Due to the unique role of AK in-phosphotransfer, we evaluated the phosphoryl moiety in ATP. Surprisingly, O-labelled-ATP was significantly reduced, indicating insufficient AK-catalysed phosphotransfer in the sperm of patients with AK9 deficiency. These results suggest that bi-allelic mutations in AK9 disrupt glycolytic metabolic homeostasis and inhibit AK-catalysed phosphotransfer in human sperm.
Sha et al. (2023)
Mass spectrometry analyses of AK9 mutated sperm elucidated that 211 proteins were upregulated, and 195 proteins were downregulated in mutant sperm compared to WT. Gene ontology analyses of these differentially expressed proteins revealed that they are involved in energy production and conversion, carbohydrate transport and metabolism, secondary metabolite biosynthesis, signal transduction, and catabolism.
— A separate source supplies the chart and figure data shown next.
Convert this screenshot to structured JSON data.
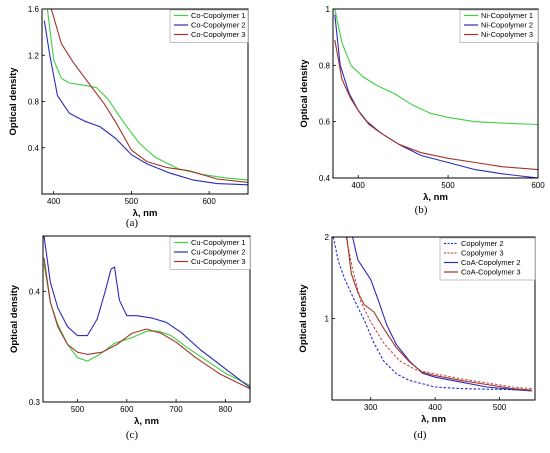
{
  "colors": {
    "green": "#3fce3f",
    "blue": "#2b2bb8",
    "red": "#a0352b",
    "dashed_blue": "#2a2acf",
    "dashed_red": "#c0504d"
  },
  "chart_data": [
    {
      "panel_label": "(a)",
      "type": "line",
      "xlabel": "λ, nm",
      "ylabel": "Optical density",
      "xlim": [
        385,
        650
      ],
      "ylim": [
        0,
        1.6
      ],
      "xticks": [
        400,
        500,
        600
      ],
      "yticks": [
        0,
        0.4,
        0.8,
        1.2,
        1.6
      ],
      "ytick_labels": [
        "",
        "0.4",
        "0.8",
        "1.2",
        "1.6"
      ],
      "legend_position": "top-right",
      "series": [
        {
          "name": "Co-Copolymer 1",
          "color": "green",
          "style": "solid",
          "points": [
            [
              392,
              1.6
            ],
            [
              400,
              1.16
            ],
            [
              410,
              1.0
            ],
            [
              420,
              0.96
            ],
            [
              440,
              0.94
            ],
            [
              455,
              0.92
            ],
            [
              470,
              0.82
            ],
            [
              490,
              0.62
            ],
            [
              510,
              0.44
            ],
            [
              530,
              0.32
            ],
            [
              560,
              0.22
            ],
            [
              590,
              0.17
            ],
            [
              620,
              0.14
            ],
            [
              650,
              0.12
            ]
          ]
        },
        {
          "name": "Co-Copolymer 2",
          "color": "blue",
          "style": "solid",
          "points": [
            [
              388,
              1.5
            ],
            [
              395,
              1.2
            ],
            [
              405,
              0.85
            ],
            [
              420,
              0.7
            ],
            [
              440,
              0.63
            ],
            [
              460,
              0.58
            ],
            [
              480,
              0.48
            ],
            [
              500,
              0.34
            ],
            [
              520,
              0.26
            ],
            [
              550,
              0.18
            ],
            [
              580,
              0.12
            ],
            [
              610,
              0.09
            ],
            [
              650,
              0.08
            ]
          ]
        },
        {
          "name": "Co-Copolymer 3",
          "color": "red",
          "style": "solid",
          "points": [
            [
              397,
              1.6
            ],
            [
              410,
              1.3
            ],
            [
              425,
              1.14
            ],
            [
              445,
              0.96
            ],
            [
              465,
              0.78
            ],
            [
              480,
              0.62
            ],
            [
              500,
              0.38
            ],
            [
              520,
              0.28
            ],
            [
              545,
              0.23
            ],
            [
              575,
              0.2
            ],
            [
              610,
              0.13
            ],
            [
              650,
              0.1
            ]
          ]
        }
      ]
    },
    {
      "panel_label": "(b)",
      "type": "line",
      "xlabel": "λ, nm",
      "ylabel": "Optical density",
      "xlim": [
        372,
        600
      ],
      "ylim": [
        0.4,
        1.0
      ],
      "xticks": [
        400,
        500,
        600
      ],
      "yticks": [
        0.4,
        0.6,
        0.8,
        1.0
      ],
      "ytick_labels": [
        "0.4",
        "0.6",
        "0.8",
        "1"
      ],
      "legend_position": "top-right",
      "series": [
        {
          "name": "Ni-Copolymer 1",
          "color": "green",
          "style": "solid",
          "points": [
            [
              374,
              1.0
            ],
            [
              382,
              0.88
            ],
            [
              392,
              0.8
            ],
            [
              405,
              0.76
            ],
            [
              420,
              0.73
            ],
            [
              440,
              0.7
            ],
            [
              460,
              0.66
            ],
            [
              480,
              0.63
            ],
            [
              500,
              0.615
            ],
            [
              530,
              0.6
            ],
            [
              560,
              0.595
            ],
            [
              600,
              0.59
            ]
          ]
        },
        {
          "name": "Ni-Copolymer 2",
          "color": "blue",
          "style": "solid",
          "points": [
            [
              374,
              0.98
            ],
            [
              380,
              0.8
            ],
            [
              390,
              0.7
            ],
            [
              400,
              0.64
            ],
            [
              410,
              0.6
            ],
            [
              425,
              0.56
            ],
            [
              445,
              0.52
            ],
            [
              470,
              0.48
            ],
            [
              500,
              0.455
            ],
            [
              530,
              0.43
            ],
            [
              560,
              0.415
            ],
            [
              600,
              0.4
            ]
          ]
        },
        {
          "name": "Ni-Copolymer 3",
          "color": "red",
          "style": "solid",
          "points": [
            [
              374,
              0.89
            ],
            [
              382,
              0.75
            ],
            [
              392,
              0.68
            ],
            [
              402,
              0.63
            ],
            [
              412,
              0.59
            ],
            [
              425,
              0.56
            ],
            [
              445,
              0.52
            ],
            [
              470,
              0.49
            ],
            [
              500,
              0.47
            ],
            [
              530,
              0.455
            ],
            [
              560,
              0.44
            ],
            [
              600,
              0.43
            ]
          ]
        }
      ]
    },
    {
      "panel_label": "(c)",
      "type": "line",
      "xlabel": "λ, nm",
      "ylabel": "Optical density",
      "xlim": [
        430,
        850
      ],
      "ylim": [
        0.3,
        0.45
      ],
      "xticks": [
        500,
        600,
        700,
        800
      ],
      "yticks": [
        0.3,
        0.4
      ],
      "ytick_labels": [
        "0.3",
        "0.4"
      ],
      "legend_position": "top-right",
      "series": [
        {
          "name": "Cu-Copolymer 1",
          "color": "green",
          "style": "solid",
          "points": [
            [
              432,
              0.425
            ],
            [
              445,
              0.39
            ],
            [
              460,
              0.37
            ],
            [
              480,
              0.352
            ],
            [
              500,
              0.34
            ],
            [
              520,
              0.337
            ],
            [
              545,
              0.343
            ],
            [
              575,
              0.353
            ],
            [
              610,
              0.358
            ],
            [
              640,
              0.364
            ],
            [
              665,
              0.364
            ],
            [
              690,
              0.36
            ],
            [
              720,
              0.35
            ],
            [
              760,
              0.338
            ],
            [
              800,
              0.326
            ],
            [
              850,
              0.315
            ]
          ]
        },
        {
          "name": "Cu-Copolymer 2",
          "color": "blue",
          "style": "solid",
          "points": [
            [
              432,
              0.45
            ],
            [
              445,
              0.408
            ],
            [
              460,
              0.385
            ],
            [
              480,
              0.368
            ],
            [
              500,
              0.36
            ],
            [
              520,
              0.36
            ],
            [
              540,
              0.375
            ],
            [
              555,
              0.398
            ],
            [
              568,
              0.42
            ],
            [
              575,
              0.422
            ],
            [
              585,
              0.392
            ],
            [
              600,
              0.378
            ],
            [
              620,
              0.378
            ],
            [
              650,
              0.376
            ],
            [
              680,
              0.372
            ],
            [
              710,
              0.363
            ],
            [
              750,
              0.347
            ],
            [
              800,
              0.33
            ],
            [
              850,
              0.313
            ]
          ]
        },
        {
          "name": "Cu-Copolymer 3",
          "color": "red",
          "style": "solid",
          "points": [
            [
              432,
              0.43
            ],
            [
              445,
              0.39
            ],
            [
              460,
              0.368
            ],
            [
              480,
              0.352
            ],
            [
              500,
              0.345
            ],
            [
              520,
              0.343
            ],
            [
              550,
              0.345
            ],
            [
              580,
              0.352
            ],
            [
              610,
              0.362
            ],
            [
              640,
              0.366
            ],
            [
              670,
              0.362
            ],
            [
              700,
              0.354
            ],
            [
              740,
              0.34
            ],
            [
              790,
              0.325
            ],
            [
              850,
              0.312
            ]
          ]
        }
      ]
    },
    {
      "panel_label": "(d)",
      "type": "line",
      "xlabel": "λ, nm",
      "ylabel": "Optical density",
      "xlim": [
        240,
        555
      ],
      "ylim": [
        0,
        2
      ],
      "xticks": [
        300,
        400,
        500
      ],
      "yticks": [
        0,
        1,
        2
      ],
      "ytick_labels": [
        "",
        "1",
        "2"
      ],
      "legend_position": "top-right",
      "series": [
        {
          "name": "Copolymer 2",
          "color": "dashed_blue",
          "style": "dashed",
          "points": [
            [
              242,
              2.0
            ],
            [
              250,
              1.7
            ],
            [
              260,
              1.48
            ],
            [
              275,
              1.22
            ],
            [
              290,
              0.98
            ],
            [
              305,
              0.7
            ],
            [
              320,
              0.48
            ],
            [
              340,
              0.32
            ],
            [
              360,
              0.24
            ],
            [
              380,
              0.2
            ],
            [
              400,
              0.16
            ],
            [
              440,
              0.14
            ],
            [
              500,
              0.13
            ],
            [
              550,
              0.12
            ]
          ]
        },
        {
          "name": "Copolymer 3",
          "color": "dashed_red",
          "style": "dashed",
          "points": [
            [
              262,
              2.0
            ],
            [
              272,
              1.6
            ],
            [
              285,
              1.2
            ],
            [
              300,
              0.96
            ],
            [
              320,
              0.7
            ],
            [
              345,
              0.48
            ],
            [
              370,
              0.37
            ],
            [
              400,
              0.32
            ],
            [
              440,
              0.26
            ],
            [
              480,
              0.21
            ],
            [
              520,
              0.16
            ],
            [
              550,
              0.14
            ]
          ]
        },
        {
          "name": "CoA-Copolymer 2",
          "color": "blue",
          "style": "solid",
          "points": [
            [
              272,
              2.0
            ],
            [
              280,
              1.72
            ],
            [
              290,
              1.6
            ],
            [
              300,
              1.48
            ],
            [
              312,
              1.22
            ],
            [
              325,
              0.92
            ],
            [
              340,
              0.68
            ],
            [
              360,
              0.48
            ],
            [
              380,
              0.33
            ],
            [
              400,
              0.28
            ],
            [
              440,
              0.22
            ],
            [
              480,
              0.16
            ],
            [
              520,
              0.13
            ],
            [
              550,
              0.11
            ]
          ]
        },
        {
          "name": "CoA-Copolymer 3",
          "color": "red",
          "style": "solid",
          "points": [
            [
              263,
              2.0
            ],
            [
              270,
              1.55
            ],
            [
              280,
              1.32
            ],
            [
              290,
              1.17
            ],
            [
              305,
              1.08
            ],
            [
              320,
              0.88
            ],
            [
              340,
              0.64
            ],
            [
              360,
              0.47
            ],
            [
              380,
              0.34
            ],
            [
              400,
              0.3
            ],
            [
              440,
              0.24
            ],
            [
              480,
              0.19
            ],
            [
              520,
              0.14
            ],
            [
              550,
              0.12
            ]
          ]
        }
      ]
    }
  ]
}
Finally, ICSI performed on both mice asthenozoospermia models and human patients showed successful results. Three of the five human patients with asthenozoospermia participated in the study, with all cases resulting in a successful pregnancy and the delivery of healthy babies.
This highlights that AK9 affects only sperm motility and energy modalities but does not alter the fertilization ability of the spermatozoa. ICSI can thus be used in future clinical trials as a rescue from male infertility for couples whose male partner has mutations in his AK9 gene.
In the present study, researchers investigated the genetic etiology and molecular pathogenesis of asthenozoospermia, the primary cause of male infertility.
Their results highlight that mutations in the AK9 gene severely reduce sperm motility and alter protein expression while leaving sperm structure and fertility unchanged. Their findings highlight the genetic underpinnings of the condition and present ICSI as a potential rescue for couples wherein the male partner suffers from asthenozoospermia.